I start with the intentions of paddling around Honeymoon Island. I arrived on a low tide. I scratch the bottom of my kayak along the rocky shore of the Dunedin Causeway. The causeway extends out to Honeymoon Island State Park. On this frigid February morning there are few people walking along the causeway. My intention for starting early is to avoid the wind. Leaving at around 7 a.m. I am suprised by the light wind that is fluttering the surface of the water. I stop though to test the wind and it hardly moves my kayak in the opposite direction.
Behind me is the causeway, beyond the causeway is Caladesi. To my west is Honeymoon. To the North is Anclote. I am suprised by the building wind. Increasing winds make me give second thought to venturing out into the gulf. The gulf will be reached eventually. I stop on a beach to stretch my legs and as I arrive on shore a small wave splashes me. My waterproof socks minimize the bulk of the wave, but some water works its way to my toes.
As I paddle…this land is a land of osprey. Snags off in the distance remind me of earlier hikes where osprey are visible to hikers. They are plentiful here. A pair of bald eagles are currently residing on the island. An osprey hovers in place before diving down to snag a plump mullet. Another osprey lands in the water and seems to be struggling with a giant fish. The bird makes repeated attempts, but the fish is too heavy. Eventually the osprey leaves with lunch. A spoonbill flies in front of the mangroves, his pink is contrasted against dark green. Cormorants are plentiful. Birds are everywhere. Osprey continue to dive into the cold water. Herons and egrets are plentiful too. I am currently on the grass flats. The water here is deep enough for the kayak to stay afloat.
I eventually pass the white beaches and arrive in view of the gulf. There seems to be some white chop. I figure the Necky Dolphin has seen worse so I tighten the life jacket and secure my gear and head for the open sea. Out past the chop created by the shallow sand bars I feel some sort of relief. I notice a few people walking on the beach. They are bundled up in layers as if respecting the cold. I keep my attention now to the growing swells.

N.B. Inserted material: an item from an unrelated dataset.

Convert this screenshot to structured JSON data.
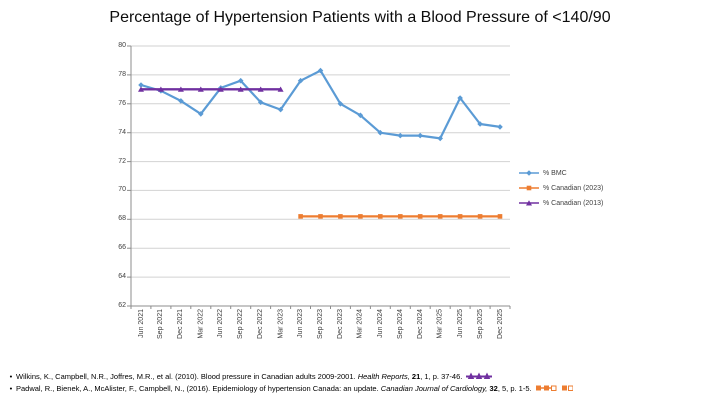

A park ranger drives a truck down the beach. Seagulls flutter out of the way. I notice that the swells are making me seasick. I stop and for a moment I pretend that I am surrounded by a sea of mountains. The waves are flowing mountains, beautiful yet they are making me sick. The current is pushing me towards my destination. A dolphin surfaces a few times off the bow. Caladesi Island is now making its presence known. The swells keep rolling in. I cannot remember the last time I got seasick. I see a beach covered with seaweed and decide to cook lunch there.
The sandy beach makes an ideal picnic area. I set up my stove and drag my stuff from the kayak. Sitting here in the bright sun under a blue sky I feel like I am on quite the adventure. I notice a fisherman off in the distance. I neatly set my gear out and consider the next leg of my trip. I light the stove and wait for the water to boil. The wind has little impact on the small MSR stove. The fisherman starts towards me. He makes a greeting and I notice his German accent. He speaks fine English and is outfitted with nice gear.
We quickly strike up a conversation. He explains that he is German, but has lived Alaska for a number of years. He describes the beauty of Alaska in great detail. We have much in common. He mentions how people like us have a common language. He speaks in ecology and biodiversity.With sadness he talks about how climate change is impacting Alaska. He fears for the native people. He says the native people of all countries are in trouble. He says this of Alaska…”land falling into the sea, melting glaciers, and decreasing fish stocks.” He concludes that Alaska will be ruined in 2o years. He is on his way to Germany in a few days. He is on his way to Germany to talk with school children about Alaska nature and racism issues concerning native people. He seems to be one of those unique individuals you meet along the road of life.
We exchange stories and information pertaining to nature and the love of travel. When you meet a like-minded person you always feel as if there is so much knowledge to be shared. We say happy trails and make our separate ways.
I paddle Caladesi’s interior canoe trail for the remainder of the day. It is silent and calming inside these mangrove tunnels. Life is good here. Towards the end I leave the kayak and head ashore to visit the ruins of the Scharrer residence. Myrtle wrote Yesteryear I lived In Paradise. Her book is a story about her life on the island.
Heading back to the truck I see Dunedin to the east. Boaters are now making their presence known. Pelicans still bob happily in the shallow waters.